I'm not sure Titor was a real time traveler, but some of the stuff he or they talked about seemed like good points for understanding time travel. I don't think his equipment could have worked either, unless it was a straight line device. It didn't look like a straight line device, and if it was, he couldn't have skipped over to a different past.

There are a lot of different futures, but the farther you go back, the more certain the past becomes, unless it doesn't, because you find out you are in a past where world war 2 never occurred.
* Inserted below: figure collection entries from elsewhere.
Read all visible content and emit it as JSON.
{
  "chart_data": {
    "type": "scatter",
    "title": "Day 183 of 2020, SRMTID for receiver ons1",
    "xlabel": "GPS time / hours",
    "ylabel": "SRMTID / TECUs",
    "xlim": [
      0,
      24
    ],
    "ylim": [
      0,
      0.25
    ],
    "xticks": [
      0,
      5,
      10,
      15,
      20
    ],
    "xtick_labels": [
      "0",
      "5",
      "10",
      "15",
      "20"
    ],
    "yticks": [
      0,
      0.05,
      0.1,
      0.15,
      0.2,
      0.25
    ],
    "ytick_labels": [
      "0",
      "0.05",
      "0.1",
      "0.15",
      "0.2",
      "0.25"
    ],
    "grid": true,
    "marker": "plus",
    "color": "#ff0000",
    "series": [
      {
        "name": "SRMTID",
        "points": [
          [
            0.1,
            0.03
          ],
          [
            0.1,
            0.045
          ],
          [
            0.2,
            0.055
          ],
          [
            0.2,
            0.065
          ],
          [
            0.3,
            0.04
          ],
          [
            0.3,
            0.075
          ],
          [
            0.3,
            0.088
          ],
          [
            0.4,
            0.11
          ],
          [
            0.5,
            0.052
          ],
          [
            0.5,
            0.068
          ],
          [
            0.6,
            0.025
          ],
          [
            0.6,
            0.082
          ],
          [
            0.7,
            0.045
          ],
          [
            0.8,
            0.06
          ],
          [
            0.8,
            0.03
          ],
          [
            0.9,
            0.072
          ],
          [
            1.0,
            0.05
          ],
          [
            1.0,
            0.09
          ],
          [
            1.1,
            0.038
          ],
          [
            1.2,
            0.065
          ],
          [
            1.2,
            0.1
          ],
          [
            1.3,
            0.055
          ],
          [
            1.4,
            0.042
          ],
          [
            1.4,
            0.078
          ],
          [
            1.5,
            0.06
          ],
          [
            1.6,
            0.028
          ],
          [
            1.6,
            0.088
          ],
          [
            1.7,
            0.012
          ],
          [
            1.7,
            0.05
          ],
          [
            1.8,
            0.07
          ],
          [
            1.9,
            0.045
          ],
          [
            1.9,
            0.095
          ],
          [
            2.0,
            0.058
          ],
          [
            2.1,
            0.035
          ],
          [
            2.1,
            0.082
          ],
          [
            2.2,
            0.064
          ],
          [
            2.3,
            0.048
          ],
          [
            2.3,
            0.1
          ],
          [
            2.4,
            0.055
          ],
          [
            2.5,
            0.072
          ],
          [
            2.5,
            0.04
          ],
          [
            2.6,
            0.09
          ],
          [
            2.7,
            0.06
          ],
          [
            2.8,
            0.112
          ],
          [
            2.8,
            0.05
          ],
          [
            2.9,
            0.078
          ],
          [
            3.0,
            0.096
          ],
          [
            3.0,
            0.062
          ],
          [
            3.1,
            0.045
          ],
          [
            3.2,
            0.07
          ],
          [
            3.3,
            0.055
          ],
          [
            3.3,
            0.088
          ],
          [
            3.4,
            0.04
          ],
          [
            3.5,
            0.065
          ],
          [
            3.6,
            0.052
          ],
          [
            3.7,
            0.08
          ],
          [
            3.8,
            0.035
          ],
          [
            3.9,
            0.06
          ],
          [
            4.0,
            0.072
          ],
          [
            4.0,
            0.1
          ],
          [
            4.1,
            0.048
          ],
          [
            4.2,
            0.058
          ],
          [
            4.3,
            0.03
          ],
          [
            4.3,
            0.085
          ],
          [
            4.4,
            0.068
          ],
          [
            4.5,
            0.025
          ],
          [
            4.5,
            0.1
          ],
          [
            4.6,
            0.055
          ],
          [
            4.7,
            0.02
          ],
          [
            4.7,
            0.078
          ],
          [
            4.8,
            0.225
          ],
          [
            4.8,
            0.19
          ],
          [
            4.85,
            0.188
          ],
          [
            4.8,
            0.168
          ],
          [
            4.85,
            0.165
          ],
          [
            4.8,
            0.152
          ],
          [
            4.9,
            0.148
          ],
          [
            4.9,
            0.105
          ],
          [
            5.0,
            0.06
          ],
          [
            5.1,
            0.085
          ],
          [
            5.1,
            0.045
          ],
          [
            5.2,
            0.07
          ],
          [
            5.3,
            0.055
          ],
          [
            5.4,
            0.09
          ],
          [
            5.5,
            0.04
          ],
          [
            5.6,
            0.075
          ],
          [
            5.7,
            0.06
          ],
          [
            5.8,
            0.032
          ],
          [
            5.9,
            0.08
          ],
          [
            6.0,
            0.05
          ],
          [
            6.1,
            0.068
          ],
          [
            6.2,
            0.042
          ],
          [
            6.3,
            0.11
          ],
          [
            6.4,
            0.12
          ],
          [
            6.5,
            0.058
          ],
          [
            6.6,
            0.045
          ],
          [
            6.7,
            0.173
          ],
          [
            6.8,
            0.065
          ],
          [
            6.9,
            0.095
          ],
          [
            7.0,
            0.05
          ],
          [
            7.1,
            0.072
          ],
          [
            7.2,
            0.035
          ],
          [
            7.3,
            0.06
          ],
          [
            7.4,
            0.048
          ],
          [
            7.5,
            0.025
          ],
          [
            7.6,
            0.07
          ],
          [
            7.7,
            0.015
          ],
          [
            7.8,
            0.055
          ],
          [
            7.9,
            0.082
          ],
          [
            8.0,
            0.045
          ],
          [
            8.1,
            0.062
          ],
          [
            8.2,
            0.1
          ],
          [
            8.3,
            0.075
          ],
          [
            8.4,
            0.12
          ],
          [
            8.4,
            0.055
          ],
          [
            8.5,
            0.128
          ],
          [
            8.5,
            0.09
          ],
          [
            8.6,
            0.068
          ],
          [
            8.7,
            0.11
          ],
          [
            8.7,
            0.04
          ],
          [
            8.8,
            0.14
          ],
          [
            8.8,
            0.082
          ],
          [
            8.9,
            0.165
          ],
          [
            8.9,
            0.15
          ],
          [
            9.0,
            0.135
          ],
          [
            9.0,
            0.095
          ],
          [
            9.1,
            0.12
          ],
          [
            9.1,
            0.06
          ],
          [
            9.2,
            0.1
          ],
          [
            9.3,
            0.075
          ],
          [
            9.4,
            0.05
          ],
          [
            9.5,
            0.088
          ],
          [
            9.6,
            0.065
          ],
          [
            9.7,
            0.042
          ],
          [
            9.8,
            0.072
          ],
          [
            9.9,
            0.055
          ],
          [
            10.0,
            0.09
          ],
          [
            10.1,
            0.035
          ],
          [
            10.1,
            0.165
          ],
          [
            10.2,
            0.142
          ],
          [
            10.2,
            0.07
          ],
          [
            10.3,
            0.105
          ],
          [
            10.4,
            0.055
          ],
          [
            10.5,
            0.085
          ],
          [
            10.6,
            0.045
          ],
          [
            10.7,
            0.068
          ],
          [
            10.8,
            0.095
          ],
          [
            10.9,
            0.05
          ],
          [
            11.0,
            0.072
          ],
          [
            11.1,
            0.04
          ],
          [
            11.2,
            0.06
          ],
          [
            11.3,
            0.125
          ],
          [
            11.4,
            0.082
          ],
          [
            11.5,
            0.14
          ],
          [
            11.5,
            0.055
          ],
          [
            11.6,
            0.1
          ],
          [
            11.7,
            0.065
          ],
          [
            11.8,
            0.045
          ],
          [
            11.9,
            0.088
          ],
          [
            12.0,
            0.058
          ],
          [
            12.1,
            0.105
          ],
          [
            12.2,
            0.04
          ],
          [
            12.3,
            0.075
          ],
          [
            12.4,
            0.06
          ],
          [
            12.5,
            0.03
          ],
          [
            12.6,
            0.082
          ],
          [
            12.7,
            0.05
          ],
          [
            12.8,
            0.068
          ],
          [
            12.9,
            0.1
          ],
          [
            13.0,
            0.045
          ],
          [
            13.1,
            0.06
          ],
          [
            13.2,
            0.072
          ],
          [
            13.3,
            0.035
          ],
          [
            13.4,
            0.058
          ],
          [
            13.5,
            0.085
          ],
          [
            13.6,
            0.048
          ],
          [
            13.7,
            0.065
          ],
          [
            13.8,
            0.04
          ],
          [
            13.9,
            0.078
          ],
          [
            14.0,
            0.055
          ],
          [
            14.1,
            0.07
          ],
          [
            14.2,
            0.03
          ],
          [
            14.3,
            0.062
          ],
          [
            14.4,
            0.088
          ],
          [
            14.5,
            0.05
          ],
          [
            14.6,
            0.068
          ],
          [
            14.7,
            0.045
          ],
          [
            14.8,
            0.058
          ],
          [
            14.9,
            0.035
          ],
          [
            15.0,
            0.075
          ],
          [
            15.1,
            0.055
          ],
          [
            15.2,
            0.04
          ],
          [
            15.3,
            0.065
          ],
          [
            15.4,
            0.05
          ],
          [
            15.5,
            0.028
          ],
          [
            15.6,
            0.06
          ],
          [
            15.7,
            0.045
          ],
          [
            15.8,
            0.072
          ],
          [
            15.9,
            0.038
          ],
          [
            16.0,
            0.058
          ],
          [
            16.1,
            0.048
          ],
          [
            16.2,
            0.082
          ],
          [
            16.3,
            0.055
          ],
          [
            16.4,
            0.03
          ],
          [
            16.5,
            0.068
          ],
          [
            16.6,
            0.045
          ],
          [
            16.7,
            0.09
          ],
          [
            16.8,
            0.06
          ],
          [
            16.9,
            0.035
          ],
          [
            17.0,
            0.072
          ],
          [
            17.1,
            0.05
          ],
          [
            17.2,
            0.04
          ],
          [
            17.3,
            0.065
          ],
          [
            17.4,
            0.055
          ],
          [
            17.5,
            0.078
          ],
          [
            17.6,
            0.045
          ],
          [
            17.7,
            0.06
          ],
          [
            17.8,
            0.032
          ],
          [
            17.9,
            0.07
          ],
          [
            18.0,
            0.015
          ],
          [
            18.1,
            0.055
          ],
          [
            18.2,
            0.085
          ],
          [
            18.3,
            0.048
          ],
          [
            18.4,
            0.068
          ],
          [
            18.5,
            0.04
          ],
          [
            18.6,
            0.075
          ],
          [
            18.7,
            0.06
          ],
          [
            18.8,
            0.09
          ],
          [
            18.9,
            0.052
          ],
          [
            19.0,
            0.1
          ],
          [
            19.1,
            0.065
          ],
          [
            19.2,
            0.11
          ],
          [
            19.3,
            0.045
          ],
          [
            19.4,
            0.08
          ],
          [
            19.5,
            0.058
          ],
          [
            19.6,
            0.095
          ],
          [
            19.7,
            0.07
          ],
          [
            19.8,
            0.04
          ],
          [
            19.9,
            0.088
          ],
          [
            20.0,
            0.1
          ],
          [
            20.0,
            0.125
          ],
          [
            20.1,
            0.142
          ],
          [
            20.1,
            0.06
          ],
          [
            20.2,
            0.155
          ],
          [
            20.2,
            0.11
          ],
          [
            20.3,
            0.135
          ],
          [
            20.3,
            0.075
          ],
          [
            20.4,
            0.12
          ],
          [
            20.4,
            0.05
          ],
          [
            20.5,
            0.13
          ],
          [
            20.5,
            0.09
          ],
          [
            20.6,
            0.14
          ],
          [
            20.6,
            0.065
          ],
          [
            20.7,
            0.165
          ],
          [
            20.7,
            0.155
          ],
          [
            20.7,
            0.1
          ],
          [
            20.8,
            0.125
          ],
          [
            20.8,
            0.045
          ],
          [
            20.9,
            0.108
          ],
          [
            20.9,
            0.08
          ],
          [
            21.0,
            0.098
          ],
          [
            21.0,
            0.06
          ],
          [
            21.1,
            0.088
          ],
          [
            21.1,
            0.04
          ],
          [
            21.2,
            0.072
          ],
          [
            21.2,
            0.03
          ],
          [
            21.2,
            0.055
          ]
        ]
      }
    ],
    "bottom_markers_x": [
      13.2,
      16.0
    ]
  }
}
When people attempt to change the past, they are trying to alter the past and create a "footprint" that has a more possible profitable or good out come for themselves.

I think what the Titor time line seems to indicate is that John Titior would have created several fractional time lines by moving back and forth, where both possibilities were true: that he did and did not travel in time. Every time he traveled again, he created another fractional time line.

I don't think people who have their time line changed are that aware of it. There is a condition I call "samurai disease" that makes people aware after awhile of a lot of changes and sudden breaks in their time line. Exposure to certain tachyon weapons may also cause something similar to this to occur which is like having extremely accurate deja vu and premonitions.